Foi mais forte do que eu, sem que me desse conta já havia perguntado o porquê, e me peguei ainda mais atenta e interessada, apenas ouvindo enquanto ele, com aquele ar inabalável e muito racional, explicava que nada do que Chraos fazia era acidental ou impensado, e que a sua inteligência considerada insana pela maioria, era na verdade muito lógica e tão perspicaz, que subjugava a dos outros Deuses, o que eu não podia discordar.
Lembrei-me do que havia lido no livro de Avigayil, quando Chraos se revoltara por não o deixarem criar uma companheira para sua cria. E Anton acabava de me confirmar que para despertar o interesse de Dracaos pelo sangue das raças superiores, ele precisou subtrair os efeitos do sangue das raças inferiores. Era por isso que vampiros não se alimentavam de animais, e aqueles que optavam por esta dieta, logo a abandonavam ou viviam uma vida de sacrifícios que na maioria das vezes os levavam à loucura.

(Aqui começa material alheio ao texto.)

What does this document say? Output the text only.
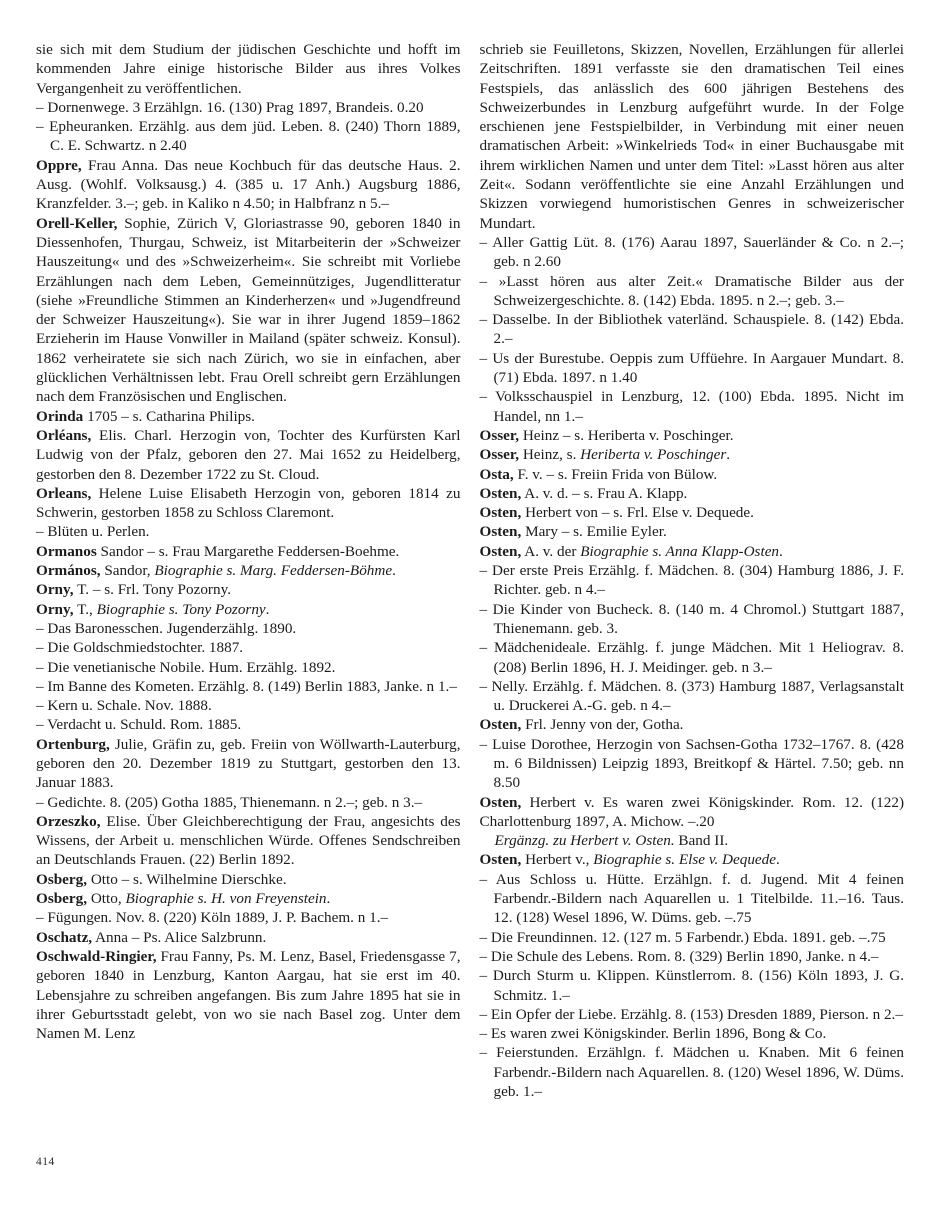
sie sich mit dem Studium der jüdischen Geschichte und hofft im kommenden Jahre einige historische Bilder aus ihres Volkes Vergangenheit zu veröffentlichen.

– Dornenwege. 3 Erzählgn. 16. (130) Prag 1897, Brandeis. 0.20

– Epheuranken. Erzählg. aus dem jüd. Leben. 8. (240) Thorn 1889, C. E. Schwartz. n 2.40

Oppre, Frau Anna. Das neue Kochbuch für das deutsche Haus. 2. Ausg. (Wohlf. Volksausg.) 4. (385 u. 17 Anh.) Augsburg 1886, Kranzfelder. 3.–; geb. in Kaliko n 4.50; in Halbfranz n 5.–

Orell-Keller, Sophie, Zürich V, Gloriastrasse 90, geboren 1840 in Diessenhofen, Thurgau, Schweiz, ist Mitarbeiterin der »Schweizer Hauszeitung« und des »Schweizerheim«. Sie schreibt mit Vorliebe Erzählungen nach dem Leben, Gemeinnütziges, Jugendlitteratur (siehe »Freundliche Stimmen an Kinderherzen« und »Jugendfreund der Schweizer Hauszeitung«). Sie war in ihrer Jugend 1859–1862 Erzieherin im Hause Vonwiller in Mailand (später schweiz. Konsul). 1862 verheiratete sie sich nach Zürich, wo sie in einfachen, aber glücklichen Verhältnissen lebt. Frau Orell schreibt gern Erzählungen nach dem Französischen und Englischen.

Orinda 1705 – s. Catharina Philips.

Orléans, Elis. Charl. Herzogin von, Tochter des Kurfürsten Karl Ludwig von der Pfalz, geboren den 27. Mai 1652 zu Heidelberg, gestorben den 8. Dezember 1722 zu St. Cloud.

Orleans, Helene Luise Elisabeth Herzogin von, geboren 1814 zu Schwerin, gestorben 1858 zu Schloss Claremont.

– Blüten u. Perlen.

Ormanos Sandor – s. Frau Margarethe Feddersen-Boehme.

Ormános, Sandor, Biographie s. Marg. Feddersen-Böhme.

Orny, T. – s. Frl. Tony Pozorny.

Orny, T., Biographie s. Tony Pozorny.

– Das Baronesschen. Jugenderzählg. 1890.

– Die Goldschmiedstochter. 1887.

– Die venetianische Nobile. Hum. Erzählg. 1892.

– Im Banne des Kometen. Erzählg. 8. (149) Berlin 1883, Janke. n 1.–

– Kern u. Schale. Nov. 1888.

– Verdacht u. Schuld. Rom. 1885.

Ortenburg, Julie, Gräfin zu, geb. Freiin von Wöllwarth-Lauterburg, geboren den 20. Dezember 1819 zu Stuttgart, gestorben den 13. Januar 1883.

– Gedichte. 8. (205) Gotha 1885, Thienemann. n 2.–; geb. n 3.–

Orzeszko, Elise. Über Gleichberechtigung der Frau, angesichts des Wissens, der Arbeit u. menschlichen Würde. Offenes Sendschreiben an Deutschlands Frauen. (22) Berlin 1892.

Osberg, Otto – s. Wilhelmine Dierschke.

Osberg, Otto, Biographie s. H. von Freyenstein.

– Fügungen. Nov. 8. (220) Köln 1889, J. P. Bachem. n 1.–

Oschatz, Anna – Ps. Alice Salzbrunn.

Oschwald-Ringier, Frau Fanny, Ps. M. Lenz, Basel, Friedensgasse 7, geboren 1840 in Lenzburg, Kanton Aargau, hat sie erst im 40. Lebensjahre zu schreiben angefangen. Bis zum Jahre 1895 hat sie in ihrer Geburtsstadt gelebt, von wo sie nach Basel zog. Unter dem Namen M. Lenz

schrieb sie Feuilletons, Skizzen, Novellen, Erzählungen für allerlei Zeitschriften. 1891 verfasste sie den dramatischen Teil eines Festspiels, das anlässlich des 600 jährigen Bestehens des Schweizerbundes in Lenzburg aufgeführt wurde. In der Folge erschienen jene Festspielbilder, in Verbindung mit einer neuen dramatischen Arbeit: »Winkelrieds Tod« in einer Buchausgabe mit ihrem wirklichen Namen und unter dem Titel: »Lasst hören aus alter Zeit«. Sodann veröffentlichte sie eine Anzahl Erzählungen und Skizzen vorwiegend humoristischen Genres in schweizerischer Mundart.

– Aller Gattig Lüt. 8. (176) Aarau 1897, Sauerländer & Co. n 2.–; geb. n 2.60

– »Lasst hören aus alter Zeit.« Dramatische Bilder aus der Schweizergeschichte. 8. (142) Ebda. 1895. n 2.–; geb. 3.–

– Dasselbe. In der Bibliothek vaterländ. Schauspiele. 8. (142) Ebda. 2.–

– Us der Burestube. Oeppis zum Uffüehre. In Aargauer Mundart. 8. (71) Ebda. 1897. n 1.40

– Volksschauspiel in Lenzburg, 12. (100) Ebda. 1895. Nicht im Handel, nn 1.–

Osser, Heinz – s. Heriberta v. Poschinger.

Osser, Heinz, s. Heriberta v. Poschinger.

Osta, F. v. – s. Freiin Frida von Bülow.

Osten, A. v. d. – s. Frau A. Klapp.

Osten, Herbert von – s. Frl. Else v. Dequede.

Osten, Mary – s. Emilie Eyler.

Osten, A. v. der Biographie s. Anna Klapp-Osten.

– Der erste Preis Erzählg. f. Mädchen. 8. (304) Hamburg 1886, J. F. Richter. geb. n 4.–

– Die Kinder von Bucheck. 8. (140 m. 4 Chromol.) Stuttgart 1887, Thienemann. geb. 3.

– Mädchenideale. Erzählg. f. junge Mädchen. Mit 1 Heliograv. 8. (208) Berlin 1896, H. J. Meidinger. geb. n 3.–

– Nelly. Erzählg. f. Mädchen. 8. (373) Hamburg 1887, Verlagsanstalt u. Druckerei A.-G. geb. n 4.–

Osten, Frl. Jenny von der, Gotha.

– Luise Dorothee, Herzogin von Sachsen-Gotha 1732–1767. 8. (428 m. 6 Bildnissen) Leipzig 1893, Breitkopf & Härtel. 7.50; geb. nn 8.50

Osten, Herbert v. Es waren zwei Königskinder. Rom. 12. (122) Charlottenburg 1897, A. Michow. –.20

Ergänzg. zu Herbert v. Osten. Band II.

Osten, Herbert v., Biographie s. Else v. Dequede.

– Aus Schloss u. Hütte. Erzählgn. f. d. Jugend. Mit 4 feinen Farbendr.-Bildern nach Aquarellen u. 1 Titelbilde. 11.–16. Taus. 12. (128) Wesel 1896, W. Düms. geb. –.75

– Die Freundinnen. 12. (127 m. 5 Farbendr.) Ebda. 1891. geb. –.75

– Die Schule des Lebens. Rom. 8. (329) Berlin 1890, Janke. n 4.–

– Durch Sturm u. Klippen. Künstlerrom. 8. (156) Köln 1893, J. G. Schmitz. 1.–

– Ein Opfer der Liebe. Erzählg. 8. (153) Dresden 1889, Pierson. n 2.–

– Es waren zwei Königskinder. Berlin 1896, Bong & Co.

– Feierstunden. Erzählgn. f. Mädchen u. Knaben. Mit 6 feinen Farbendr.-Bildern nach Aquarellen. 8. (120) Wesel 1896, W. Düms. geb. 1.–

414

No entanto, a sagacidade do deus dos vampiros não havia parado por aí. Ninguém sabia afirmar suas razões, se era pura dominação sobre as outras raças, se era autopreservação da sua espécie, ou ainda se era uma forma de garantir que outros vampiros fossem criados, ou apenas uma maneira de sustentar a longevidade deles, mas Chraos criara seres para se nutrirem unicamente da vida, portanto, o sangue que já havia passado pelo processo da morte, como o dos vampiros, também não os sustentavam. Com exceção do sangue do Anton, Eleonora e Vincent, que guardavam a imortalidade e que poderiam suprir qualquer outro vampiro, exceto eles mesmos.
Tudo fazia tanto sentido que chegava a ser assustador. Muitas vezes conforme ele falava, me peguei abrindo a boca sem saber realmente o que dizer. Anton ainda mencionou que alguns vampiros costumavam alimentar suas crias com seu próprio sangue por algum tempo, mas somente para reforçar o laço entre cria e criador. Contudo, essa prática tinha sido proibida há séculos por Vincent e Eleonora, por acarretar num tipo de escravização e subserviência que ia contra os preceitos de dignidade, respeito e consciência adotados por eles.
Eram tantas informações novas, que levei um tempo digerindo-as, por isso demorei a me dar conta de que Anton havia parado de falar. Seus olhos atilados permaneciam em mim, cheios de vigor e graça, provavelmente por ter percebido o quanto conseguiu me impressionar, e foi essa presunção que me fez perceber que eu havia caído em uma armadilha, e agora eu me encontrava ainda mais irritada por ter me deixado desviar tão fácil dos verdadeiros motivos daquela conversa.
O maldito era ardiloso, era um manipulador nato, espantosamente genial e experiente, o que o tornava ainda mais perigoso. Não era a primeira vez que eu me deixava cair na sua lábia, só que ele estava enganado se acreditava que com algumas palavras, me faria esquecer. Eu poderia não ser tão inteligente quanto ele, mas era determinada, e estava disposta a vencê-lo pelo cansaço.
― E onde que nessa história explica o fato de você não poder se alimentar de homens, humanos, qualquer um, mas homens?